Lighting fireworks in the backyard or nearby field might seem like a festive way to entertain the kids. However, thousands of people--most of them children, teens and young adults--are injured each year while using fireworks. Most of these injuries happen in the month around the 4th of July.
This year, help keep the holiday fun and safe by leaving any fireworks to trained professionals.
Common injuries from fireworks
Sales of consumer fireworks increased in 2020, when many community firework displays were cancelled because of COVID-19. Sadly, severe injuries and deaths from fireworks increased, too. About 15,600 people were treated in hospital emergency departments for fireworks injuries, according to the Consumer Product Safety Commission, and at least 18 people died.
Of those injured, roughly 1,100 were under age 5, another 1,400 were ages 5 to 14, and 1,300 were 15 to 19. Parts of the body most often burned or wounded were hands and fingers (30%), head, face, and ears (22%), eyes (15%), legs (13%), and arms (12%).
Safer ways to celebrate
View from a safe distance. While there may be fewer public firework displays this year, some communities are bringing them back with COVID-19 vaccines now available for ages 12 and up. If your children are too young to get the COVID-19 vaccine, be sure to stay a safe physical distance at public gatherings. Anyone over age 2 who is not vaccinated should wear a mask to avoid the spread of COVID-19. This is especially true with the highly contagious Delta variant of COVID-19 circulating this summer.
Wave a flag instead of a sparkler. Sparklers may seem relatively harmless, as fireworks go. But nearly half of fireworks injuries to children under age 5 are related to sparklers. Surprising? Consider this:
Sparklers burn at an extremely high heat: 2,000 degrees Fahrenheit—hot enough to melt some metals.
Sparks can ignite clothing on fire and cause eye injuries.
Touching a lit sparkler to skin can result in third degree burns.

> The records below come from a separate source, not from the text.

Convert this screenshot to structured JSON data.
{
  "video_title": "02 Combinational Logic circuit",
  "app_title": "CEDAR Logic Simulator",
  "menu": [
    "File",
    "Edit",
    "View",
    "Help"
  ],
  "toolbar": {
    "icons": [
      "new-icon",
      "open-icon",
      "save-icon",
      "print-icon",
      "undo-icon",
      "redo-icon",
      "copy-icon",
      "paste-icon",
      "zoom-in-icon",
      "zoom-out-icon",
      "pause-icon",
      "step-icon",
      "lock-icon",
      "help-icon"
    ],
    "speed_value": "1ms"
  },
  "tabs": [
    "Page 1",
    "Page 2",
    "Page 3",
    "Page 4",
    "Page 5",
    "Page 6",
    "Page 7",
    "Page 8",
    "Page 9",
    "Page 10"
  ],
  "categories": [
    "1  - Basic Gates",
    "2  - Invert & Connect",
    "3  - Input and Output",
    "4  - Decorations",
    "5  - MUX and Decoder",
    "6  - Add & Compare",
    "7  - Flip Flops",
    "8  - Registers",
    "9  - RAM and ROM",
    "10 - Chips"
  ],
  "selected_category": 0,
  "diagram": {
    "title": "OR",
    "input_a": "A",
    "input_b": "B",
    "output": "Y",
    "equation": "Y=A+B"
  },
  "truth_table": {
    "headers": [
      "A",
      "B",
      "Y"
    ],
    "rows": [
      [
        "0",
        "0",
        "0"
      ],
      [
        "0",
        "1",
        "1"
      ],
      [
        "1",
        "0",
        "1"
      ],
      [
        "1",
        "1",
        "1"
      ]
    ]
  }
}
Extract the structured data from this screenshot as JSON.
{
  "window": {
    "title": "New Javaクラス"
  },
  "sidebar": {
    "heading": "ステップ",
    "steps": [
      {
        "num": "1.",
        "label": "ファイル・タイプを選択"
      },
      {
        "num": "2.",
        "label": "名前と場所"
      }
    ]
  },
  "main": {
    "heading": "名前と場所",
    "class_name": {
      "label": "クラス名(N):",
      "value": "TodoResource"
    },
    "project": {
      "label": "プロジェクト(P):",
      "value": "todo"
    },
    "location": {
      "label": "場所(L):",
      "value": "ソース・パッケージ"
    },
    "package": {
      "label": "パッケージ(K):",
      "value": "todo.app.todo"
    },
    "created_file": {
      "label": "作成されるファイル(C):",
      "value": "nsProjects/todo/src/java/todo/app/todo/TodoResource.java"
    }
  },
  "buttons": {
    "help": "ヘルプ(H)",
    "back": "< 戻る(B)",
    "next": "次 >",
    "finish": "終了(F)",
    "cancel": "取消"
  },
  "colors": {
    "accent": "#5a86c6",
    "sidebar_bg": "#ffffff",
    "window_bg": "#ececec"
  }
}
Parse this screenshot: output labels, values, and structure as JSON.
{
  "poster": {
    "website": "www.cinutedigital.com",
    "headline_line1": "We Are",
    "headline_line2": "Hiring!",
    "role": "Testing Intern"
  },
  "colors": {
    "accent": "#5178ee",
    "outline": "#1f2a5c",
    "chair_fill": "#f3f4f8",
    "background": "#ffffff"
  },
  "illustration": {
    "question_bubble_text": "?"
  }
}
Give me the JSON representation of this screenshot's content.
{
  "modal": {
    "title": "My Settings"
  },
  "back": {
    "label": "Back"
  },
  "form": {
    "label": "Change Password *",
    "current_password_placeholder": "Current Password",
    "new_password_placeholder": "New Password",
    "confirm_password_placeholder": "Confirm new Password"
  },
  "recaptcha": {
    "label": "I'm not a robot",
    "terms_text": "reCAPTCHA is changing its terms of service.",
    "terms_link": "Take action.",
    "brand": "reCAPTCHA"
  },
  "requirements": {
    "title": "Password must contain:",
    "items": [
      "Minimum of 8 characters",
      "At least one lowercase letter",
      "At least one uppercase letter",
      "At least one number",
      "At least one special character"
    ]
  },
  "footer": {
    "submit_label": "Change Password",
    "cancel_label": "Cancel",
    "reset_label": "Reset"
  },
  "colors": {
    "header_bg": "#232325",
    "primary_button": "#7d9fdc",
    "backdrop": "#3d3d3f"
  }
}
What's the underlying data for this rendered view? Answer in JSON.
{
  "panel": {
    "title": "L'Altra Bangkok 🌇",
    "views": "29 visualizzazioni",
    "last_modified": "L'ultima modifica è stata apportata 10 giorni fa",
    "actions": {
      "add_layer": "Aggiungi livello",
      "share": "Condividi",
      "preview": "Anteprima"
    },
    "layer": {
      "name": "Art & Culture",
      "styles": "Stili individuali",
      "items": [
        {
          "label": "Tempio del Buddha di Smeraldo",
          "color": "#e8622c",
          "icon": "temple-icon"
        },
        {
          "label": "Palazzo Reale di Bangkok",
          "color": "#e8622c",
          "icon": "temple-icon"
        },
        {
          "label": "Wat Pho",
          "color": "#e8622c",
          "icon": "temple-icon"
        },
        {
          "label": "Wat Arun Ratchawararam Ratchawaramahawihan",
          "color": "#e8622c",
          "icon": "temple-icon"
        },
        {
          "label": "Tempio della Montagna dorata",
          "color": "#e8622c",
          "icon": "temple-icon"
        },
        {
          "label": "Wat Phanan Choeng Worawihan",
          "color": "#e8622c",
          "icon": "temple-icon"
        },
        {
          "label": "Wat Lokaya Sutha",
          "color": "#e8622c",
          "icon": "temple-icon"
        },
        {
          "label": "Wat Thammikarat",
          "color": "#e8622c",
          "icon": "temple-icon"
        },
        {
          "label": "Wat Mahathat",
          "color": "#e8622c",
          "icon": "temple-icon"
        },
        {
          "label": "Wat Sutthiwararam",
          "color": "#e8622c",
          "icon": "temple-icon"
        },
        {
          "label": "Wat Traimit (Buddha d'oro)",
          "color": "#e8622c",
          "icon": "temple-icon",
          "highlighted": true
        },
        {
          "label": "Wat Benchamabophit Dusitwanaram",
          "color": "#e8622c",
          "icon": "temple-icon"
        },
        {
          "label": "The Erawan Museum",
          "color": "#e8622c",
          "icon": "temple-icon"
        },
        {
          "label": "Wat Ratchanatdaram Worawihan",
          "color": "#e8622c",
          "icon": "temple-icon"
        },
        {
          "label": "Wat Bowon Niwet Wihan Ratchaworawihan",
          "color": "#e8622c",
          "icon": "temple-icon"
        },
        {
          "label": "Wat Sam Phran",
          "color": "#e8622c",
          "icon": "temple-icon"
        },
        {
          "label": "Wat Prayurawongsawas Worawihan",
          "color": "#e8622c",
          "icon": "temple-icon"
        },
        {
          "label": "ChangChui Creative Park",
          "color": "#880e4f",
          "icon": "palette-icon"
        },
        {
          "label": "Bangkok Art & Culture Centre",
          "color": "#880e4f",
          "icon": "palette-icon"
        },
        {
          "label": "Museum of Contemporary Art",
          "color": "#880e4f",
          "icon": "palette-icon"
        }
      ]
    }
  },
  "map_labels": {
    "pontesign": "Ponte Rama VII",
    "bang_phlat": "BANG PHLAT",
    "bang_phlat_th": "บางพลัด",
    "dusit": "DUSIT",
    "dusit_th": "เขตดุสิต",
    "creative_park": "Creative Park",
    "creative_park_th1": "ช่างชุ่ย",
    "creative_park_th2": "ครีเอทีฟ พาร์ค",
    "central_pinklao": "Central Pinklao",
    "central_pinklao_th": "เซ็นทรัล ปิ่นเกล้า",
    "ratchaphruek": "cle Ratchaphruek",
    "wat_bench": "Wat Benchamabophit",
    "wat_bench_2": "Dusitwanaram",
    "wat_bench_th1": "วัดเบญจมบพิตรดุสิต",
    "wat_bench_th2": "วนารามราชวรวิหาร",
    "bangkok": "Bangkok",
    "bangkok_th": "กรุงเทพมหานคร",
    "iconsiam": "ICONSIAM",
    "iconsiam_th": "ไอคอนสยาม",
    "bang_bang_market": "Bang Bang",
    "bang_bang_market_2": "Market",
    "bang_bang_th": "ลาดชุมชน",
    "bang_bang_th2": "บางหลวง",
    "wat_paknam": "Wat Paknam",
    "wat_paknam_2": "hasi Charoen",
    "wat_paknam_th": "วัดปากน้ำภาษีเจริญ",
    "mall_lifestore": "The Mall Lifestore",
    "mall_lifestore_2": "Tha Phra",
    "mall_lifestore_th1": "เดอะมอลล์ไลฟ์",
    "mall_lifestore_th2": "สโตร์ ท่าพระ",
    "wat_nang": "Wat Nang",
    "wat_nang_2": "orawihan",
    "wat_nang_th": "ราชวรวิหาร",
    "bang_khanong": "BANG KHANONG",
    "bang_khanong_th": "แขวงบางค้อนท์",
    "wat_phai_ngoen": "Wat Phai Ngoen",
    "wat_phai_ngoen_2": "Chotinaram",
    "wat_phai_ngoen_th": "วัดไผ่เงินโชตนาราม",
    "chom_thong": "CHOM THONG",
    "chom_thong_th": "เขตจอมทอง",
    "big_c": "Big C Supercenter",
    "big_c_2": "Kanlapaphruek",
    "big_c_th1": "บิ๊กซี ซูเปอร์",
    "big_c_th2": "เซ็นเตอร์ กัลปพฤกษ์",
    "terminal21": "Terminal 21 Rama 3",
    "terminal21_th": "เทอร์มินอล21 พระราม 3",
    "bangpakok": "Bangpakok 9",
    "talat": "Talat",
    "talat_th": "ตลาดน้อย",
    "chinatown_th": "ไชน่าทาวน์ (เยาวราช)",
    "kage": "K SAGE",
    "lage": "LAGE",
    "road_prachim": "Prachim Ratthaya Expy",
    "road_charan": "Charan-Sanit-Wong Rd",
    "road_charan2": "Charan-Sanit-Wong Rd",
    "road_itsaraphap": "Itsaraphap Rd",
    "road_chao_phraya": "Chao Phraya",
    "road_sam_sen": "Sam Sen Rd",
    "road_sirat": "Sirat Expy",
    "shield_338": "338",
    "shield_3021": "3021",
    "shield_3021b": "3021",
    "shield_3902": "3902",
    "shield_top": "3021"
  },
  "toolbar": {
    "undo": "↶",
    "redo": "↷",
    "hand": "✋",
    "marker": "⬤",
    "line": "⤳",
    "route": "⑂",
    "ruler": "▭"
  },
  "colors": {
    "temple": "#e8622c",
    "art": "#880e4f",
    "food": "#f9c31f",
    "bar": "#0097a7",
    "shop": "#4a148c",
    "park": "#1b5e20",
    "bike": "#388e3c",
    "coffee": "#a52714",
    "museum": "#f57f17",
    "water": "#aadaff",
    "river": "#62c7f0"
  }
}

There were about 900 emergency department-treated injuries associated with sparklers in 2020. Roughly 1,600 more injuries were related to firecrackers, 600 to Roman candles, and 600 more to bottle rockets and other rockets.
Protect your child's hearing. Fireworks and firecrackers can be as loud as 150 decibels—a lot louder than what's considered a safe listening level (75–80 decibels). At close distance, even one loud burst is enough to cause some permanent hearing loss, according to the
American Speech-Language-Hearing Association. Stay at least 500 feet away from the fireworks launch site.
Even if fireworks are legal to purchase and use in your community, they are not safe around children. Talk with your pediatrician if you have any questions about safely enjoying fireworks displays.